The flowers are deep pink and are arranged singly or in groups of up to three on woolly stalks 2-4 mm long, in upper leaf axils. There are bracts 10-15 mm long at the base of the flowers and which are glabrous on the inner surface and densely woolly outside, and there are shorter, glabrous bracteoles. The five sepals are 6-8 mm long, and joined at their base to form a short tube. The sepals are woolly on the outside, linear to lance-shaped and remain attached to the plant after the petals have fallen. The petals are 13-15 mm long and joined to form a wide tube 7-10 mm long and 5-7 mm wide at the top end. The petal tube has soft hairs on the outside but glabrous inside except for a densely hairy ring above the ovary. The five petal lobes form two "lips", the upper lip with two lobes joined for most of their length and the lower with three spreading lobes. The five lobes have wavy or irregularly notched edges and are roughly circular in shape, 4-6 mm in diameter. The four stamens are shorter than the petal tube with the lower pair much longer than the upper pair. Flowering occurs in spring and the fruit is almost spherical, hairy, veiny and 2-3 mm in diameter.
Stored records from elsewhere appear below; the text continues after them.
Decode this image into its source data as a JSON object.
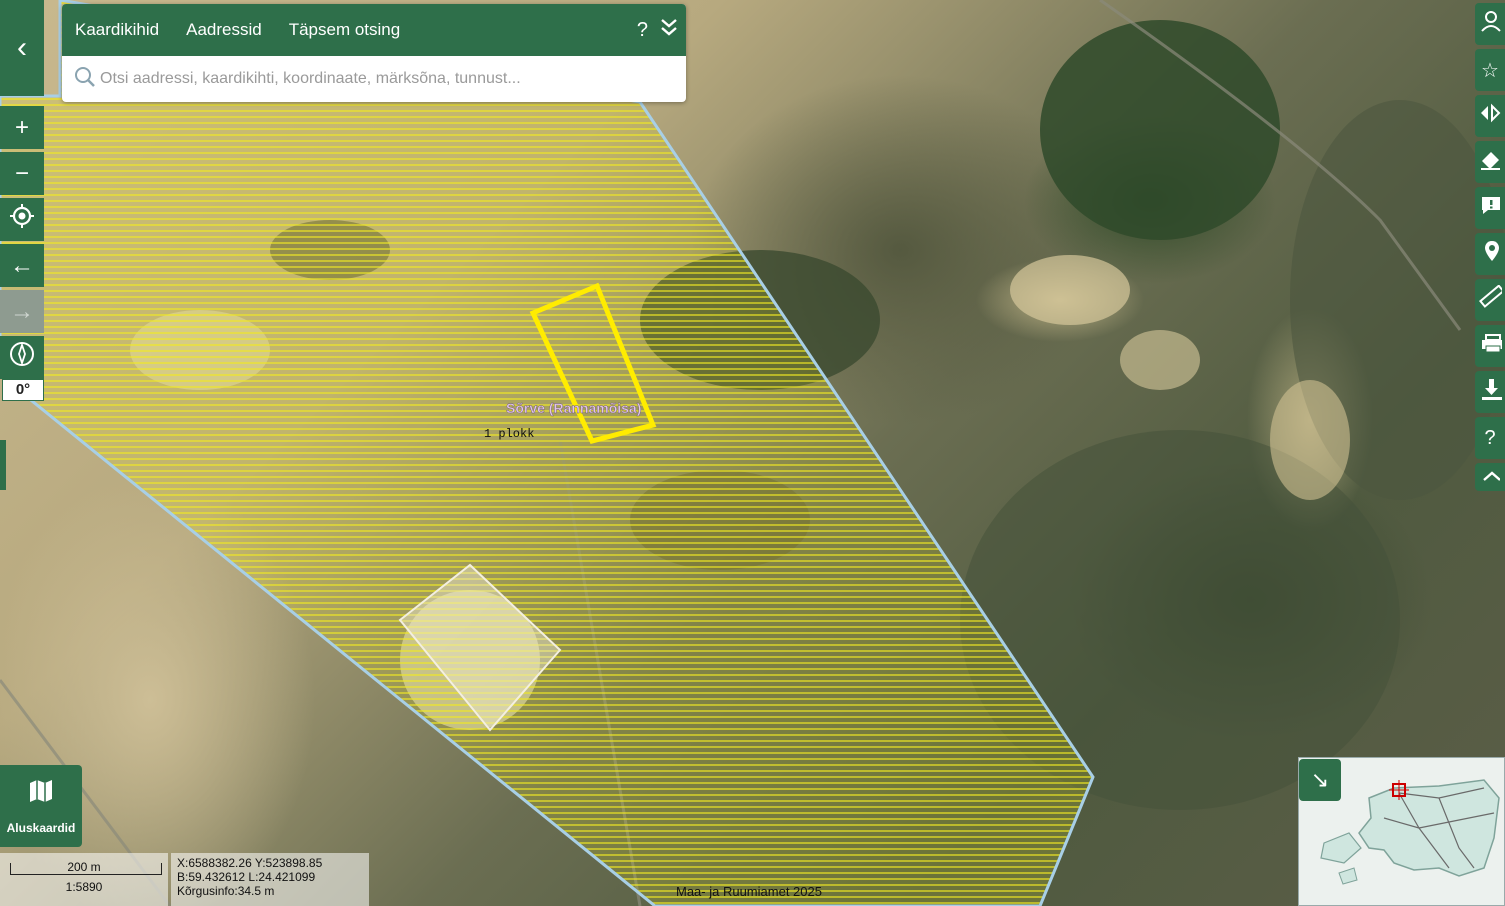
{
  "search": {
    "tabs": [
      "Kaardikihid",
      "Aadressid",
      "Täpsem otsing"
    ],
    "help_label": "?",
    "collapse_label": "⌄",
    "placeholder": "Otsi aadressi, kaardikihti, koordinaate, märksõna, tunnust..."
  },
  "left_toolbar": {
    "back": "‹",
    "zoom_in": "+",
    "zoom_out": "−",
    "locate": "◎",
    "prev_view": "←",
    "next_view": "→",
    "compass": "⊘",
    "rotation": "0°"
  },
  "right_toolbar": {
    "icons": [
      "user-icon",
      "star-icon",
      "compare-icon",
      "eraser-icon",
      "feedback-icon",
      "pin-icon",
      "ruler-icon",
      "print-icon",
      "download-icon",
      "help-icon",
      "chevron-up-icon"
    ],
    "help_label": "?"
  },
  "map": {
    "place_label": "Sõrve (Rannamõisa)",
    "block_label": "1 plokk",
    "copyright": "Maa- ja Ruumiamet 2025",
    "colors": {
      "hatch": "#e9e21e",
      "polygon_outline": "#a8cfe6",
      "selection": "#ffec00",
      "place_label": "#e3c4ec"
    }
  },
  "basemaps": {
    "label": "Aluskaardid"
  },
  "scale": {
    "distance": "200 m",
    "ratio": "1:5890"
  },
  "coords": {
    "xy": "X:6588382.26 Y:523898.85",
    "bl": "B:59.432612 L:24.421099",
    "height": "Kõrgusinfo:34.5 m"
  },
  "overview": {
    "button": "↘"
  }
}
This species is similar to Hemiphora exserta but has its stamens short and enclosed in the petal tube.

==Taxonomy and naming==
This species was first formally described in 1863 by Nikolai Turczaninow who gave it the name Chloanthes uncinata. The description was published in Bulletin de la Société Impériale des Naturalistes de Moscou from a specimen collected by James Drummond. In 1870 George Bentham changed the name to Pityrodia uncinata and in 2011, Barry Conn, Murray Henwood and Nicola Streiber transferred four species, including this one, from the genus Pityrodia into Hemiphora. The specific epithet (uncinata) is a Latin word meaning "hooked".

==Distribution and habitat==
Hemiphora uncinata is mainly found in near-coastal areas between Perth and the Murchison River, but there are disjunct populations near Gairdner and between Hyden and Lake Cronin, in the Geraldton Sandplains and Swan Coastal Plain biogeographic regions where it grows in sandy clay in depressions that are sometimes flooded in winter.

==Conservation==
Hemiphora uncinata is classified as "not threatened" by the Western Australian Government Department of Parks and Wildlife.